I also think Fumento confused MCS with chronic fatigue syndrome, which is diagnosed, in part, by a lack of objective medical findings. With few exceptions, in order to get a diagnosis of MCS, patients must have at least four positive tests of objective damage in more than one of the following areas: central nervous system, immune system, porphyrin biosynthetic pathway, lungs, sinuses, and peripheral nervous systems.
The World Health Organization workshop mentioned in the article was actually sponsored by the International Programme on Chemical Safety. In its report on the workshop, IPCS stated, "These conclusions and recommendations...do not necessarily represent the decisions or the stated policy of the United National Environmental Programme, the International Labour Organization, or the World Health Organization."
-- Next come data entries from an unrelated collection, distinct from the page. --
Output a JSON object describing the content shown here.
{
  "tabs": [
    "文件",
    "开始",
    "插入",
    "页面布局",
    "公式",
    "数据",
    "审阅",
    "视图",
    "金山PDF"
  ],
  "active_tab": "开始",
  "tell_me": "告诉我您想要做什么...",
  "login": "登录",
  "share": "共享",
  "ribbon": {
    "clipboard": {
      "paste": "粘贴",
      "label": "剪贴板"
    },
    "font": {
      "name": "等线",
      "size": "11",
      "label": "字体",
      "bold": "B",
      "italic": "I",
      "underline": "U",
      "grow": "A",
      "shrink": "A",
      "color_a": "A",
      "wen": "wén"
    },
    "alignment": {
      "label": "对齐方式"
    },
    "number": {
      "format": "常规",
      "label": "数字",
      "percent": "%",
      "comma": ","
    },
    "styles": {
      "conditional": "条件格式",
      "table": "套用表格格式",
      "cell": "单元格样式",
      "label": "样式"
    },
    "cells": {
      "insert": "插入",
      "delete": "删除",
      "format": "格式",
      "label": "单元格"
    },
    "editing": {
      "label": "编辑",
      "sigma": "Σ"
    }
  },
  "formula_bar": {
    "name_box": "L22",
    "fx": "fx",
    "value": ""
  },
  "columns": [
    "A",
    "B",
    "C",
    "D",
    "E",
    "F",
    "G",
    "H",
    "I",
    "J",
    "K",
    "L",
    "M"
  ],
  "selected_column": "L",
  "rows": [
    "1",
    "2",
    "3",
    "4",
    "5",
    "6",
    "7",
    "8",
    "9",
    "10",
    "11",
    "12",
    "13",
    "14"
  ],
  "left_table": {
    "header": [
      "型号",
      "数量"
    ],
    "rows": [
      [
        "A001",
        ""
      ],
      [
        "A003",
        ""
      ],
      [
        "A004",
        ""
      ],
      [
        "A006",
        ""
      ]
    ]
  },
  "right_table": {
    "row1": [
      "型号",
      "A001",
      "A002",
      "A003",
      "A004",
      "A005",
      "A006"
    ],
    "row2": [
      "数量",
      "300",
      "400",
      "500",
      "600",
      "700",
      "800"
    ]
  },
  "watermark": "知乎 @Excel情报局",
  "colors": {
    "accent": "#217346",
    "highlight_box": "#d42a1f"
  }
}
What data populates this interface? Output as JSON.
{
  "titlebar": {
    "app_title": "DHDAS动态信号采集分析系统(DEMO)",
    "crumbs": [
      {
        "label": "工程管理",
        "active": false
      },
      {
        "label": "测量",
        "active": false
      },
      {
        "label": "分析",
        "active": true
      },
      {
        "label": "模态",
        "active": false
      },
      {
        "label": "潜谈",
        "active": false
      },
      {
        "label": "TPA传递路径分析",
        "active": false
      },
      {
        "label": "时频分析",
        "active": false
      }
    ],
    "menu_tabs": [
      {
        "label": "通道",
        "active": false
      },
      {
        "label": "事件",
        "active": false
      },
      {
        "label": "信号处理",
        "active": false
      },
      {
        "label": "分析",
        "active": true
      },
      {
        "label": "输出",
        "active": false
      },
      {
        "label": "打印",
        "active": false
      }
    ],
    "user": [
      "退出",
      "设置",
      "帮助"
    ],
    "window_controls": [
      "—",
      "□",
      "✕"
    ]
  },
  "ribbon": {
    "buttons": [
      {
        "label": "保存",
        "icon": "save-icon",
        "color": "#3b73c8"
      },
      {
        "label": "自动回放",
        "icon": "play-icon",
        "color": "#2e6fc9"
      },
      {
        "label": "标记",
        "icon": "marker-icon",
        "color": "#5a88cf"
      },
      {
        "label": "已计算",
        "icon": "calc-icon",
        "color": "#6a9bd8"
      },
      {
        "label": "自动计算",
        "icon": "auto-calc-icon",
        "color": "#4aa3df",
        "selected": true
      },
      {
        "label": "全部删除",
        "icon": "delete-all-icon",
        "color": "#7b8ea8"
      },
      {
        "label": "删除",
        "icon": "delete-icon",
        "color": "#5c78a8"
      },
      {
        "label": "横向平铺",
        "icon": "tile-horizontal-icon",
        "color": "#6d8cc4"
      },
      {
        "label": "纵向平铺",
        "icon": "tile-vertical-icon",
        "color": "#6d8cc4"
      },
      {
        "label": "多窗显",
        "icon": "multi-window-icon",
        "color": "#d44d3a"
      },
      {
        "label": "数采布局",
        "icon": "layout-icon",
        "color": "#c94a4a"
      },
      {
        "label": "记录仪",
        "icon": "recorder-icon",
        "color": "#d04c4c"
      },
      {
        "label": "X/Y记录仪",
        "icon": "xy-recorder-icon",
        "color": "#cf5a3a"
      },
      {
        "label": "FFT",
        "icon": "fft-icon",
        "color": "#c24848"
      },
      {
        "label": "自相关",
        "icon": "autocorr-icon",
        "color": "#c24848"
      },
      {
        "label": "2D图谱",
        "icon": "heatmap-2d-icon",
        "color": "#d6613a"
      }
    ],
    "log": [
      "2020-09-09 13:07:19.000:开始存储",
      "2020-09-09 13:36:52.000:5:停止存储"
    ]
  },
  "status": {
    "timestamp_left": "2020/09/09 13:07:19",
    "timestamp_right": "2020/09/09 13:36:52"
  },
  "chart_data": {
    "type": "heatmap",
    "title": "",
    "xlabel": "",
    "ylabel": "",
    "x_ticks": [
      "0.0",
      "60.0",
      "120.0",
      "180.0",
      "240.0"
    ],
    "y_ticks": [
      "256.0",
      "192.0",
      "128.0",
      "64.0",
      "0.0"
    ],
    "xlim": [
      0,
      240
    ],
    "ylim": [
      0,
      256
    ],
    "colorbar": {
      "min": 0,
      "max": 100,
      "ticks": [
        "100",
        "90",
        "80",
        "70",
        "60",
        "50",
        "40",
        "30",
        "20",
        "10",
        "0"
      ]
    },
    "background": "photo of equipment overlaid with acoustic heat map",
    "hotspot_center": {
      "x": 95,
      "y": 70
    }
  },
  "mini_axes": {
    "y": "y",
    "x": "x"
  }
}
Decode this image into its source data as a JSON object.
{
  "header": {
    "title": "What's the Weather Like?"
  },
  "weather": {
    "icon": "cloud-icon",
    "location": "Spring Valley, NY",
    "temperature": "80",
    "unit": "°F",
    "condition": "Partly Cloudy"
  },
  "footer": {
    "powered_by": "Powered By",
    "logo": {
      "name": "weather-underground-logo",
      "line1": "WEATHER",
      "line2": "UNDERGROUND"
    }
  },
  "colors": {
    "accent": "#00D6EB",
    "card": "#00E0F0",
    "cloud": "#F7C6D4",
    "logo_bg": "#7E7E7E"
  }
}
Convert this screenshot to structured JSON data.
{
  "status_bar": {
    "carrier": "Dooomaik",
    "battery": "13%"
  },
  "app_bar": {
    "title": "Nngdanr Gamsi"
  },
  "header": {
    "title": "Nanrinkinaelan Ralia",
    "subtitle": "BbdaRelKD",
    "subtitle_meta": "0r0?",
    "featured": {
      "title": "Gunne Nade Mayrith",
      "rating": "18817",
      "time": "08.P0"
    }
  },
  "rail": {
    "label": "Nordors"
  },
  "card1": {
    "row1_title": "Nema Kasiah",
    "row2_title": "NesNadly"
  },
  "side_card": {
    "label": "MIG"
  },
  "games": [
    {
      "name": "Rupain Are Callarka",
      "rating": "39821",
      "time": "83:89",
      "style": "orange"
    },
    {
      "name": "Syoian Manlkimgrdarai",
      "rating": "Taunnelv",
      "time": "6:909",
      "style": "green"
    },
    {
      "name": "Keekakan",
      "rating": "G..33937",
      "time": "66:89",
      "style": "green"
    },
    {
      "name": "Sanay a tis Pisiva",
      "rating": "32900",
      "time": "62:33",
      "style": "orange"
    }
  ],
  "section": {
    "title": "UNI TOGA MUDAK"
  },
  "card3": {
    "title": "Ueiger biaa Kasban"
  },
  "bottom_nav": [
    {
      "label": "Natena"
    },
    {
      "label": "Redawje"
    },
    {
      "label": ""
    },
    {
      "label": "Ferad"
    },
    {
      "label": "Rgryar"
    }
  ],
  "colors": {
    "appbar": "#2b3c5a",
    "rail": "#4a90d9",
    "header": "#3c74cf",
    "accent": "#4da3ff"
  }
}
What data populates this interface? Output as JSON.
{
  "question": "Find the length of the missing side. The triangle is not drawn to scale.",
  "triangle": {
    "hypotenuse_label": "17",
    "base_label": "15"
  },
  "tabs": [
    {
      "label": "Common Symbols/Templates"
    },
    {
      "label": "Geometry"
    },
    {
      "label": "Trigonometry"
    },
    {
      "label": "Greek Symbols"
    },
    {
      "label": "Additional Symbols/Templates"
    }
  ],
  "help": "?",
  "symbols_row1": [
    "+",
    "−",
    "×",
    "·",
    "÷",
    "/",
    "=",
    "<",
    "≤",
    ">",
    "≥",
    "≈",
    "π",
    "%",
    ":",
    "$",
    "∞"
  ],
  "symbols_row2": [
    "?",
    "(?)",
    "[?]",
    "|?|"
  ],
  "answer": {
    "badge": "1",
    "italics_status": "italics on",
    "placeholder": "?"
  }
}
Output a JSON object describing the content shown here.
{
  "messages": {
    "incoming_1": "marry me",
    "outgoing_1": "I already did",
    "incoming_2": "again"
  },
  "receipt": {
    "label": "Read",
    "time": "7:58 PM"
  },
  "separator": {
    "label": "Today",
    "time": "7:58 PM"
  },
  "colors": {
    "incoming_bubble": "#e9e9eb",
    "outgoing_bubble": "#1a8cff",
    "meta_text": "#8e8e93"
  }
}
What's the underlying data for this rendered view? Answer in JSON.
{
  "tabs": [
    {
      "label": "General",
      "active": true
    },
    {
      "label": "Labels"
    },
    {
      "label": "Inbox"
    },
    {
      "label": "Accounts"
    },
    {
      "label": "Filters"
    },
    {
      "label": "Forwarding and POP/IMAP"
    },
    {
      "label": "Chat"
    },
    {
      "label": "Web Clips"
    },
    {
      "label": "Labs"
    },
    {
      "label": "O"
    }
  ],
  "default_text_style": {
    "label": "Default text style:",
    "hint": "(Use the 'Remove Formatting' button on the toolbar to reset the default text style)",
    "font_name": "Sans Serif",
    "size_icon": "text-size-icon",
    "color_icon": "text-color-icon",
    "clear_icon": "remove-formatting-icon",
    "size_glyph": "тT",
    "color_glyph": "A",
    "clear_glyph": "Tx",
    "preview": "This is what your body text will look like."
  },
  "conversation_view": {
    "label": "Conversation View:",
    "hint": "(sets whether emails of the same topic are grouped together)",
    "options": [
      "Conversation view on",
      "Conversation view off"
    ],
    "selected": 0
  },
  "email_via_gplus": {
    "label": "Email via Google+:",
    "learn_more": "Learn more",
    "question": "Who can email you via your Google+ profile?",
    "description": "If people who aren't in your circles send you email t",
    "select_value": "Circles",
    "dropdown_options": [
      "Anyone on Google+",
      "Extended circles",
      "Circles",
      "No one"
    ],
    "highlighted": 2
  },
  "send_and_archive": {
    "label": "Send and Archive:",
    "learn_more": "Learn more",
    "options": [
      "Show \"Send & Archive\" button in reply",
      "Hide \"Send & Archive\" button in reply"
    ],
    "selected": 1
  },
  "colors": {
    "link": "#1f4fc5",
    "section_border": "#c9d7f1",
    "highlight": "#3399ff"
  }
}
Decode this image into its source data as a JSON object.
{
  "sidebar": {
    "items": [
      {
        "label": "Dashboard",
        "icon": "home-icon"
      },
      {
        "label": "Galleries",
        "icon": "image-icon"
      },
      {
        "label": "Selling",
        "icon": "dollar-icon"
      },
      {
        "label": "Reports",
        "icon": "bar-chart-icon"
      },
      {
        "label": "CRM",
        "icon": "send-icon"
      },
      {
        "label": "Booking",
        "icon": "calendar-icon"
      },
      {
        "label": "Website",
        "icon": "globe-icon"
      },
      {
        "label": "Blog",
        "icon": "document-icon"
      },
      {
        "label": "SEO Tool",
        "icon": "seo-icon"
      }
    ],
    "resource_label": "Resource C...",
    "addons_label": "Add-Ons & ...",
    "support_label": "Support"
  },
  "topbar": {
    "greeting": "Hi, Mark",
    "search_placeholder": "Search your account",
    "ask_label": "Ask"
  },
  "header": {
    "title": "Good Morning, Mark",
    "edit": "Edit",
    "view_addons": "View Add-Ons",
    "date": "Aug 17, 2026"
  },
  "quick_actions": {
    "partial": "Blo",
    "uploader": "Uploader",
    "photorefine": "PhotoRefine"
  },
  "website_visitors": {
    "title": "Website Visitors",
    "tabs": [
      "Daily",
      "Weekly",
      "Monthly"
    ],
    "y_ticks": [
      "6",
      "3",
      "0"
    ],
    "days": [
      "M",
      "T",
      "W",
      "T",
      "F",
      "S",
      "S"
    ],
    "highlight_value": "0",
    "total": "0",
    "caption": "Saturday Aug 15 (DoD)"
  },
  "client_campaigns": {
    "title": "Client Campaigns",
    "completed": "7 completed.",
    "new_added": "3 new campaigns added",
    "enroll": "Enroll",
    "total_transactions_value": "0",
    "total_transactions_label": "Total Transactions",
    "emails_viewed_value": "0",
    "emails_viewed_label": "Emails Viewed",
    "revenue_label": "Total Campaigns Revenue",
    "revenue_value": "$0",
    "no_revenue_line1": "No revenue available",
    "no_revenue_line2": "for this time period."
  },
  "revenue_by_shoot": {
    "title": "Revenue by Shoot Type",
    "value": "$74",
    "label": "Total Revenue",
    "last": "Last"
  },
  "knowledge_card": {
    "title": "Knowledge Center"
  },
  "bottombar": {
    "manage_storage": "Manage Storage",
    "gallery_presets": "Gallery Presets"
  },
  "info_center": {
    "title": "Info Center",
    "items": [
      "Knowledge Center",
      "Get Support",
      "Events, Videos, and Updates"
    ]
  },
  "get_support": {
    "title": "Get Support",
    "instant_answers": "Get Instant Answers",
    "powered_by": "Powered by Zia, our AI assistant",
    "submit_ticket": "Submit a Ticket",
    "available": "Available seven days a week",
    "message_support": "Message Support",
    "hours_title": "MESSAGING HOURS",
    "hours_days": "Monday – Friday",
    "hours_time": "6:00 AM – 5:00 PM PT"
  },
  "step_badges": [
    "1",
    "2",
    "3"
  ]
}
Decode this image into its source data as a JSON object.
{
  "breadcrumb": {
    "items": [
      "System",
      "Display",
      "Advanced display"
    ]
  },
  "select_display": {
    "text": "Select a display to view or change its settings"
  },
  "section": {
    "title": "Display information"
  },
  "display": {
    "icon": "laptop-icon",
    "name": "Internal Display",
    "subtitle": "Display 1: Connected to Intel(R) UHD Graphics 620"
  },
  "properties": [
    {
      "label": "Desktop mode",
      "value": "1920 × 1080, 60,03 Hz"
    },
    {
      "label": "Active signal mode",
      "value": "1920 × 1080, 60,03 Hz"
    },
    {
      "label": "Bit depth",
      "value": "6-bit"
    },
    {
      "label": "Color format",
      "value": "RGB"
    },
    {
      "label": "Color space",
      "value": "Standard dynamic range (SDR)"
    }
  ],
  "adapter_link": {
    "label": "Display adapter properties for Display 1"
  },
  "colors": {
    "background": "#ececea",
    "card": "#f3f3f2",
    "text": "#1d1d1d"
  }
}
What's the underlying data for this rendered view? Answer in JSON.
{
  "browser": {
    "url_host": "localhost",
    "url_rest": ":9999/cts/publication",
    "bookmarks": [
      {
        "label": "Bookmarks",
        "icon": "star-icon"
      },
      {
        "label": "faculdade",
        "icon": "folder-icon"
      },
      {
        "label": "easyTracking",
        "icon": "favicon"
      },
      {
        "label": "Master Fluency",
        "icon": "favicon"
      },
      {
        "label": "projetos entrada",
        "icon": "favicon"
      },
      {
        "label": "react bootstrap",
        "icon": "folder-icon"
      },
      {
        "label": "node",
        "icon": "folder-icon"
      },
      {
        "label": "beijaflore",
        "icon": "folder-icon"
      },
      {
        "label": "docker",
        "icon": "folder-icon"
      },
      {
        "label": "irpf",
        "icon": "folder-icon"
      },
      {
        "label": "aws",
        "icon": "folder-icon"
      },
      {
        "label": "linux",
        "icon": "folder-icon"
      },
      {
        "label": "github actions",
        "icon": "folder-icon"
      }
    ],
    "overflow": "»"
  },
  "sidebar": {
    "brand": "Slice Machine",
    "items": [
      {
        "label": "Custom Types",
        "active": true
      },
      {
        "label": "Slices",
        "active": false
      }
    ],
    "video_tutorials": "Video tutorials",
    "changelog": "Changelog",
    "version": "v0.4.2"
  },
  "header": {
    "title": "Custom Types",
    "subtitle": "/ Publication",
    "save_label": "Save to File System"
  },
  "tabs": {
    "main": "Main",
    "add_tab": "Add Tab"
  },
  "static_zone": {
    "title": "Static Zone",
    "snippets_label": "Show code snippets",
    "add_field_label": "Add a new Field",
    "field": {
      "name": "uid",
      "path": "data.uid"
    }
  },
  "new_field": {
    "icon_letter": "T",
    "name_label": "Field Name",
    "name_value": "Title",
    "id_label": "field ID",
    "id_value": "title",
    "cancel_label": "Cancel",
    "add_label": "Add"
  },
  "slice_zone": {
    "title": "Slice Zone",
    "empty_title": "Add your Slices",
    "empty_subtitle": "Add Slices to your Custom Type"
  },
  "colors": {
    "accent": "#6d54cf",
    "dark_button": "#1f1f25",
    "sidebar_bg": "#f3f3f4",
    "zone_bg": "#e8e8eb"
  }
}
While this is not a mistake, I think since Fumento flaunted the supposed liberal bias of MCS supporters, he should have mentioned, at least in passing, the industry bias of Dr. Ronald E. Gots. Dr. Gots, under oath, did not dispute the fact that 95 to 100 percent of his time is spent working on behalf of industry. It is important that people know where everyone stands on the MCS issues because the tone of the controversy was set in 1991 by the Chemical Manufacturer's Association when it stated, "There is no doubt these patients are ill....The primary impact on society would be the huge cost associated with the legitimization of environmental illness." There were many other factual distortions in Fumento's article, but I'm certain they were intentional and any attempt to set the record straight would simply fall on deaf ears.
Chemical Injury Information
White Sulphur Springs, MT
Michael Fumento makes many ill-founded remarks about the treatment of MCS by clinical ecologists and, while so doing, fails to draw attention to the parallels between the management of MCS, as he portrays it, and the diagnoses and treatment of several syndromes and diseases recognized by mainstream medicine.